Acórdão nº 08S2310 de Supremo Tribunal de Justiça (Portugal), 12 de Novembro de 2008

Magistrado ResponsávelSOUSA PEIXOTO
Data da Resolução12 de Novembro de 2008
EmissorSupremo Tribunal de Justiça (Portugal)

Acordam na Secção Social do Supremo Tribunal de Justiça: 1. Relatório Na presente acção declarativa, emergente de contrato individual de trabalho, proposta, no Tribunal do Trabalho de Torres Vedras, por AA contra G... - Gestão de Artes Gráficas, S. A., o autor pediu que o despedimento de que diz ter sido alvo por parte da ré, em 26 de Julho de 2005, fosse declarado ilícito e que esta fosse condenada a pagar-lhe: i) a quantia de € 55.332,38, a título de indemnização de antiguidade (calculada até Julho de 2006), acrescida do montante correspondente ao tempo decorrido entre o despedimento e a decisão final e dos juros legais; ii) os salários vencidos e vincendos desde a data do despedimento até à data do trânsito em julgado da sentença, acrescidos dos juros de mora; iii) a quantia de € 10.536,23 referente ao acordo de pagamento de créditos laborais devidos pela G..., L.da, com respectivos juros legais, calculados desde Julho de 2006.

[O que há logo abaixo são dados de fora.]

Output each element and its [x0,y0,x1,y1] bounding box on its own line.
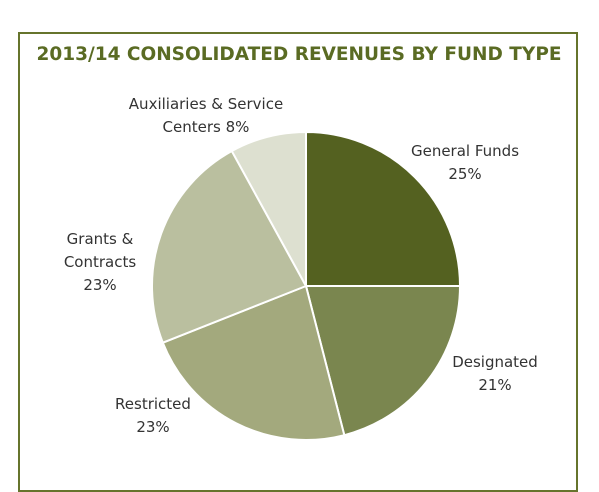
pie-slice [151,149,308,344]
page: 2013/14 CONSOLIDATED REVENUES BY FUND TY… [18,32,578,492]
category-label: Grants & Contracts [63,230,137,271]
chart-title: 2013/14 CONSOLIDATED REVENUES BY FUND TY… [36,44,562,65]
pie-slice [230,130,307,287]
category-label: Auxiliaries & Service Centers [128,95,284,136]
category-label: General Funds [410,142,520,160]
slice-label: General Funds 25% [400,140,530,186]
pie-slice [305,130,462,287]
slice-label: Designated 21% [430,351,560,397]
value-label: 23% [136,418,170,436]
value-label: 21% [478,376,512,394]
value-label: 8% [225,118,250,136]
value-label: 25% [448,165,482,183]
value-label: 23% [83,276,117,294]
category-label: Designated [452,353,538,371]
chart [151,130,462,441]
slice-label: Restricted 23% [88,393,218,439]
pie-slice [161,284,346,441]
pie-slice [304,285,462,437]
category-label: Restricted [115,395,191,413]
slice-label: Grants & Contracts 23% [52,228,148,297]
slice-label: Auxiliaries & Service Centers 8% [122,93,290,139]
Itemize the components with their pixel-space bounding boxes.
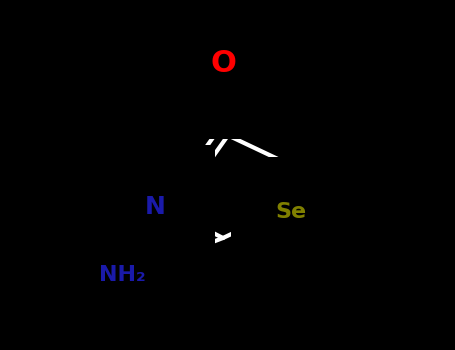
Text: NH₂: NH₂ [100, 265, 146, 285]
Text: O: O [210, 49, 236, 77]
Text: Se: Se [276, 202, 307, 222]
Text: N: N [144, 195, 165, 218]
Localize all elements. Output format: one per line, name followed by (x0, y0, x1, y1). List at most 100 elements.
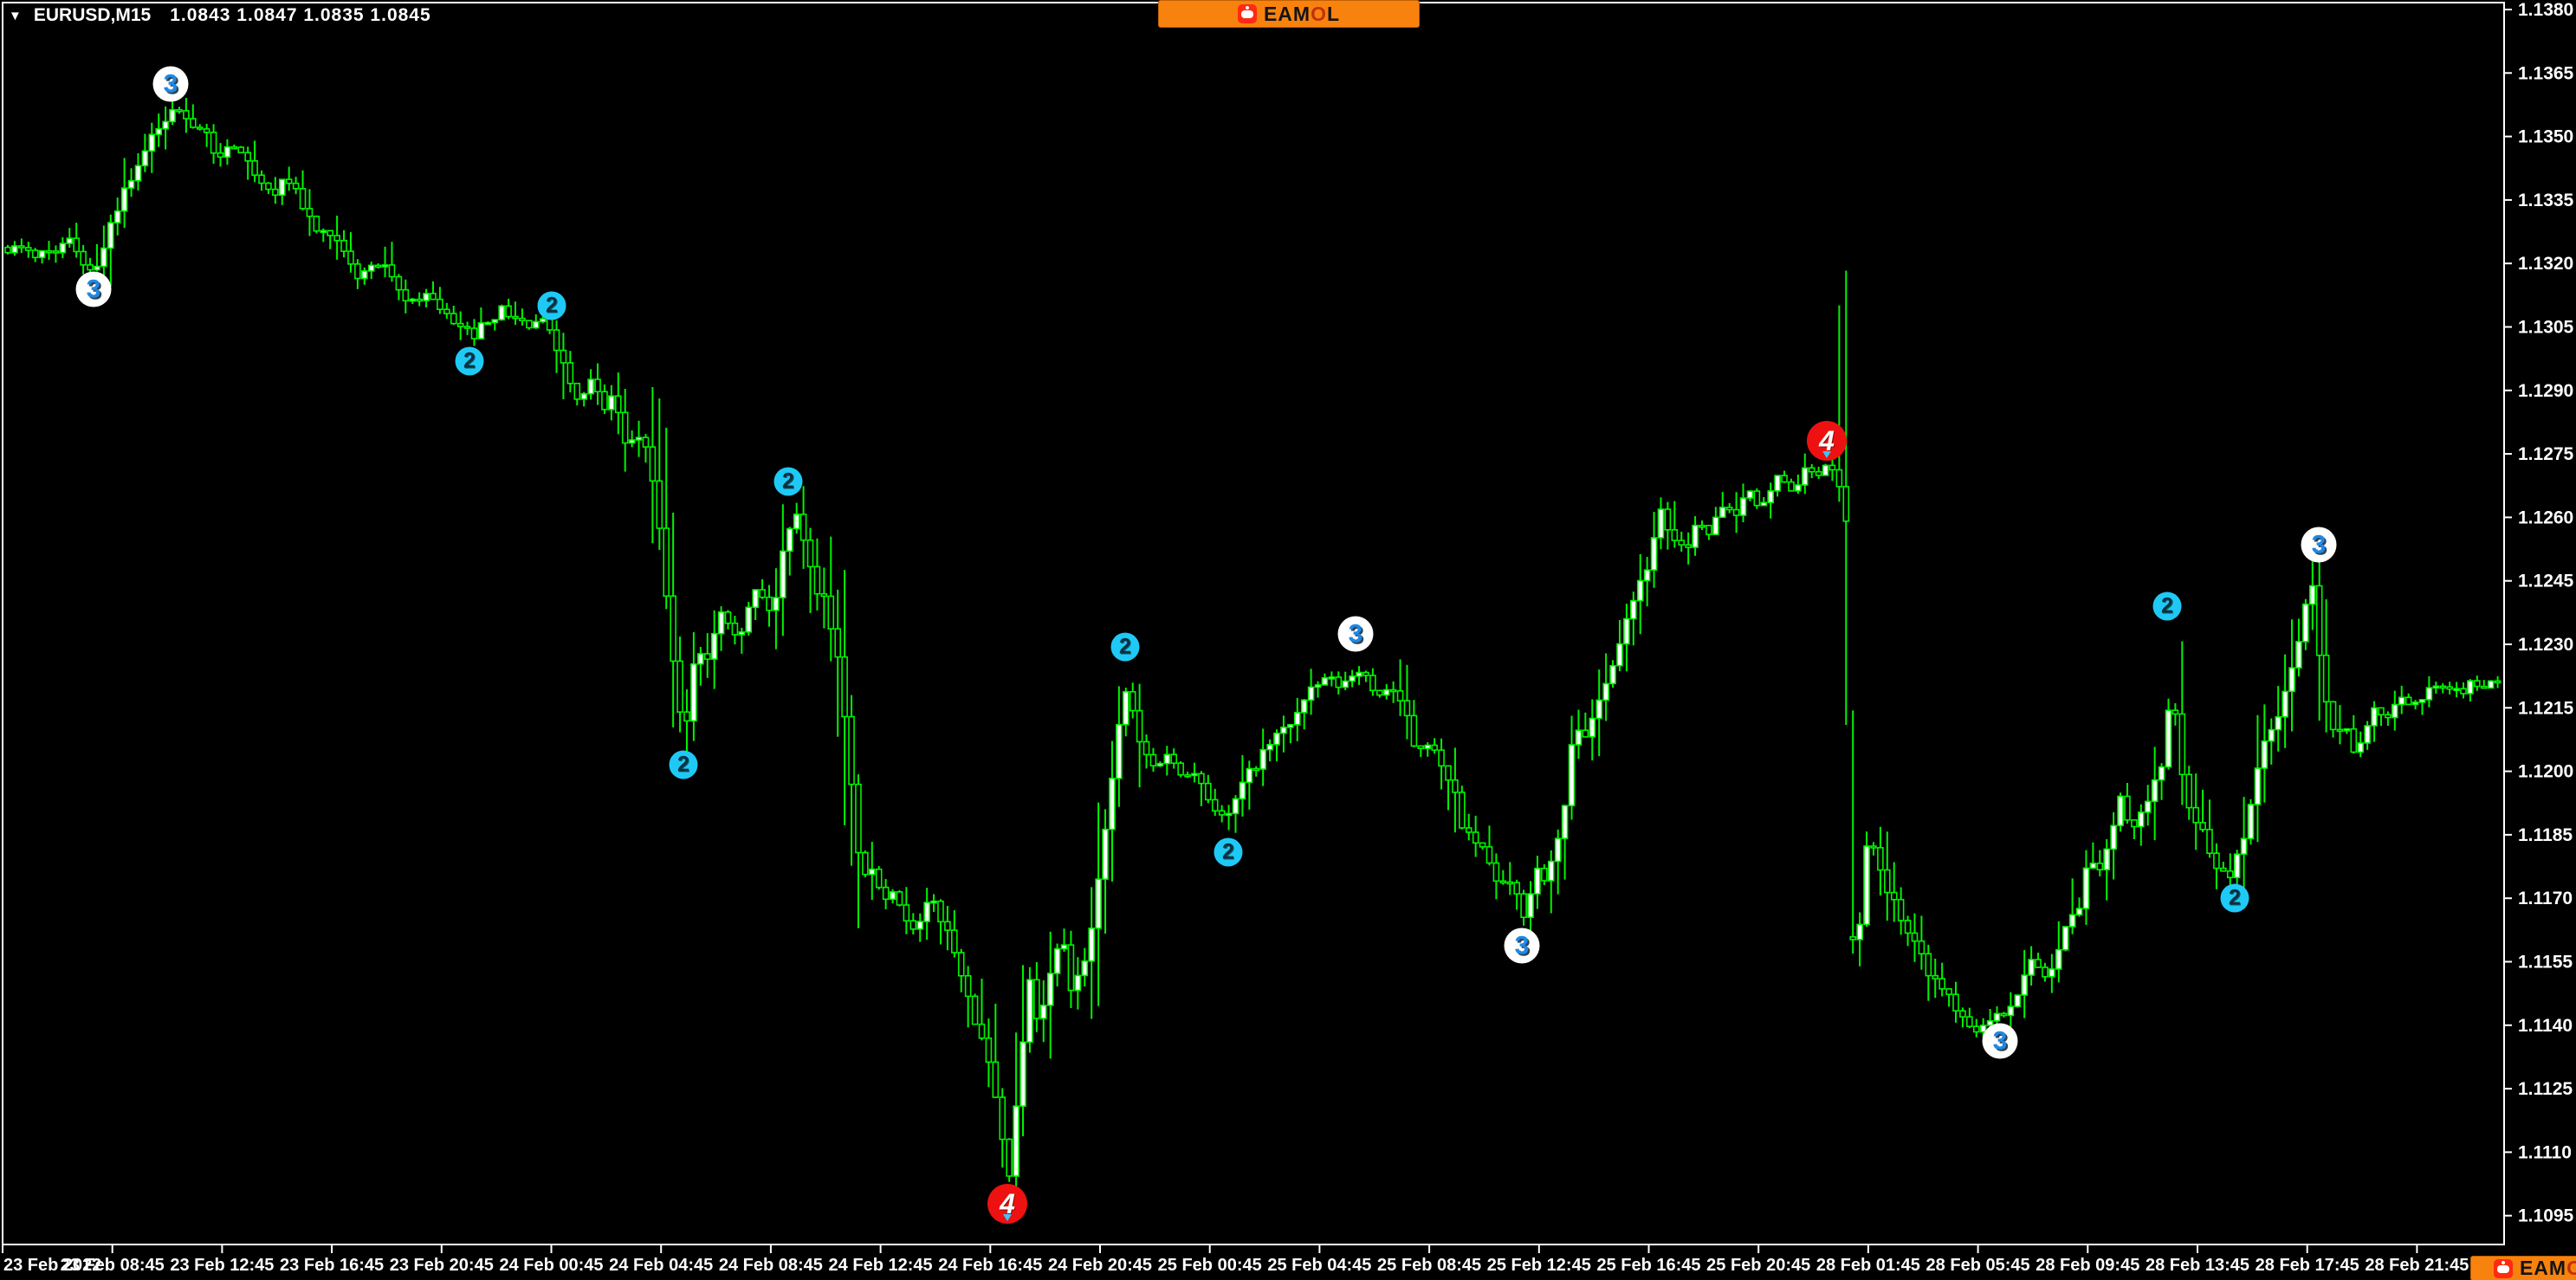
time-axis-label[interactable]: 25 Feb 20:45 (1706, 1256, 1810, 1275)
price-axis-label[interactable]: 1.1185 (2518, 825, 2573, 845)
candle-body (2308, 585, 2316, 605)
candle-body (190, 118, 197, 128)
candle-body (272, 188, 279, 197)
brand-letter: M (1292, 2, 1311, 25)
time-axis-label[interactable]: 23 Feb 08:45 (61, 1256, 165, 1275)
time-axis-label[interactable]: 25 Feb 12:45 (1487, 1256, 1591, 1275)
time-axis-label[interactable]: 28 Feb 13:45 (2146, 1256, 2249, 1275)
time-axis-label[interactable]: 28 Feb 17:45 (2256, 1256, 2359, 1275)
candle-body (2446, 686, 2453, 690)
price-axis-label[interactable]: 1.1110 (2518, 1142, 2572, 1162)
signal-marker-2: 2 (773, 467, 803, 496)
candle-body (1513, 882, 1520, 895)
candle-body (94, 265, 100, 271)
candle-body (621, 411, 629, 444)
time-axis-label[interactable]: 25 Feb 00:45 (1158, 1256, 1262, 1275)
candle-body (1142, 740, 1150, 756)
candles-layer (4, 98, 2502, 1201)
candle-body (2392, 703, 2398, 719)
time-axis-label[interactable]: 23 Feb 12:45 (170, 1256, 274, 1275)
signal-marker-2: 2 (1214, 837, 1243, 867)
candle-body (416, 298, 423, 302)
price-axis-label[interactable]: 1.1350 (2518, 127, 2573, 147)
symbol-dropdown-icon[interactable]: ▼ (9, 8, 22, 23)
time-axis-label[interactable]: 25 Feb 08:45 (1377, 1256, 1481, 1275)
candle-body (278, 178, 286, 197)
candle-body (1424, 744, 1432, 750)
candle-body (1877, 847, 1884, 871)
candle-body (2439, 685, 2447, 689)
candle-body (141, 150, 149, 167)
candle-body (717, 611, 725, 635)
time-axis-label[interactable]: 23 Feb 20:45 (390, 1256, 494, 1275)
price-axis-label[interactable]: 1.1245 (2518, 572, 2574, 592)
eamol-banner-top[interactable]: EAMOL (1158, 0, 1420, 28)
candle-body (196, 126, 204, 130)
candle-body (1431, 744, 1438, 751)
candle-body (1033, 979, 1040, 1019)
candle-body (806, 539, 814, 568)
candle-body (395, 275, 403, 291)
price-axis-label[interactable]: 1.1125 (2518, 1079, 2573, 1099)
candle-body (601, 391, 608, 411)
candle-body (2350, 727, 2358, 753)
candle-body (1506, 881, 1514, 885)
price-axis-label[interactable]: 1.1335 (2518, 191, 2574, 210)
candle-body (1252, 767, 1260, 772)
candle-body (409, 298, 417, 302)
price-axis-label[interactable]: 1.1155 (2518, 953, 2573, 973)
price-axis-label[interactable]: 1.1365 (2518, 63, 2574, 83)
signal-marker-2: 2 (455, 346, 484, 376)
candle-body (1760, 501, 1768, 507)
price-axis-label[interactable]: 1.1170 (2518, 889, 2573, 908)
price-axis-label[interactable]: 1.1200 (2518, 762, 2573, 782)
time-axis-label[interactable]: 24 Feb 16:45 (938, 1256, 1042, 1275)
price-axis-label[interactable]: 1.1215 (2518, 698, 2574, 718)
time-axis-label[interactable]: 24 Feb 12:45 (829, 1256, 933, 1275)
signal-marker-2: 2 (669, 750, 698, 779)
candle-body (2144, 800, 2152, 813)
price-axis-label[interactable]: 1.1305 (2518, 318, 2574, 338)
candle-body (1321, 676, 1329, 686)
candle-body (1904, 920, 1912, 934)
time-axis-label[interactable]: 28 Feb 21:45 (2365, 1256, 2469, 1275)
candle-body (2288, 667, 2295, 693)
candle-body (1643, 569, 1651, 582)
time-axis-label[interactable]: 24 Feb 00:45 (499, 1256, 603, 1275)
price-axis-label[interactable]: 1.1095 (2518, 1206, 2574, 1226)
time-axis-label[interactable]: 25 Feb 04:45 (1267, 1256, 1371, 1275)
candle-body (2378, 707, 2385, 716)
candle-body (2494, 680, 2502, 684)
eamol-banner-bottom[interactable]: EAMOL (2470, 1256, 2576, 1280)
price-axis-label[interactable]: 1.1290 (2518, 381, 2573, 401)
time-axis-label[interactable]: 24 Feb 08:45 (719, 1256, 823, 1275)
price-axis-label[interactable]: 1.1320 (2518, 254, 2573, 274)
brand-letter: A (1278, 2, 1293, 25)
candle-body (1685, 544, 1692, 548)
candle-body (2178, 713, 2186, 776)
candle-body (752, 589, 759, 609)
time-axis-label[interactable]: 23 Feb 2022 (3, 1256, 101, 1275)
time-axis-label[interactable]: 24 Feb 20:45 (1048, 1256, 1152, 1275)
price-axis-label[interactable]: 1.1260 (2518, 507, 2573, 527)
brand-letter: E (2519, 1257, 2534, 1279)
candle-body (786, 527, 793, 553)
candle-body (354, 263, 361, 280)
candle-body (1006, 1138, 1013, 1177)
price-axis-label[interactable]: 1.1275 (2518, 444, 2574, 464)
candle-body (1459, 792, 1466, 829)
price-axis-label[interactable]: 1.1380 (2518, 0, 2573, 20)
candle-body (799, 514, 807, 541)
price-axis-label[interactable]: 1.1230 (2518, 635, 2573, 655)
time-axis-label[interactable]: 24 Feb 04:45 (609, 1256, 713, 1275)
time-axis-label[interactable]: 28 Feb 09:45 (2036, 1256, 2139, 1275)
time-axis-label[interactable]: 25 Feb 16:45 (1596, 1256, 1700, 1275)
price-axis-label[interactable]: 1.1140 (2518, 1016, 2573, 1036)
candle-body (1246, 767, 1253, 784)
candle-body (237, 146, 245, 153)
time-axis-label[interactable]: 28 Feb 01:45 (1816, 1256, 1920, 1275)
time-axis-label[interactable]: 28 Feb 05:45 (1926, 1256, 2030, 1275)
candle-body (2042, 966, 2049, 978)
time-axis-label[interactable]: 23 Feb 16:45 (280, 1256, 384, 1275)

Em resumo, o autor alegou o seguinte: - começou a trabalhar para a G... - Artes Gráficas, L.da, em 1 de Fevereiro de 1990; - em 1.8.1990, foi transferido para a G... - Gabinete Impressor, L.da, com manutenção de todos os seus direitos; - em 16 de Maio de 2005, a G... celebrou com a ré um contrato de cessão da exploração do estabelecimento; - na sequência do referido contrato, passou a trabalhar para a ré, a partir de 16 de Maio de 2005; - nos termos do art.º 318.º do Código do Trabalho, em caso de transmissão da empresa ou estabelecimento, transmite-se para o adquirente a posição jurídica de empregador nos contratos de trabalho dos respectivos trabalhadores, incluindo as dívidas já vencidas, à data da transmissão; - durante a vigência do contrato de cessão de exploração, a ré acordou com o autor o pagamento, em prestações mensais, dos créditos laborais que lhe eram devidos pela G..., no total de € 12.426,97, tendo iniciado o respectivo pagamento em Julho de 2005; - por carta de 21 de Julho de 2006, a ré comunicou ao autor que a G... tinha resolvido o contrato de cessão de exploração do estabelecimento em 27 de Junho de 2006, pelo que, a partir de 26 de Julho de 2006, deveria regressar à G...; - a partir daquela data (26.7.2006), a ré recusou receber o trabalho do autor, impedindo--o de entrar nas suas instalações e no seu local de trabalho; - face a tal recusa da ré, o autor considerou-se despedido; - na verdade, a resolução do contrato de cessão de exploração tinha efeitos imediatos, pelo que os contratos de trabalho incluídos nesse contrato também deveriam ter sido restituídos; - todavia, o autor e restantes colegas continuaram ao serviço da ré e só um mês depois da resolução é que a ré lhes comunicou que deveriam voltar para a G..., o que significa que os considerou como seus trabalhadores; - o despedimento de que foi alvo por parte da ré não foi precedido de qualquer procedimento, sendo, por isso, ilícito; - a ré deve ao autor a quantia de € 10.536,23, referente ao acordo com ele celebrado para pagamento dos créditos laborais devidos pela G..., uma vez que, de Julho de 2005 a Maio de 2006, apenas lhe pagou a quantia de € 1.890,74.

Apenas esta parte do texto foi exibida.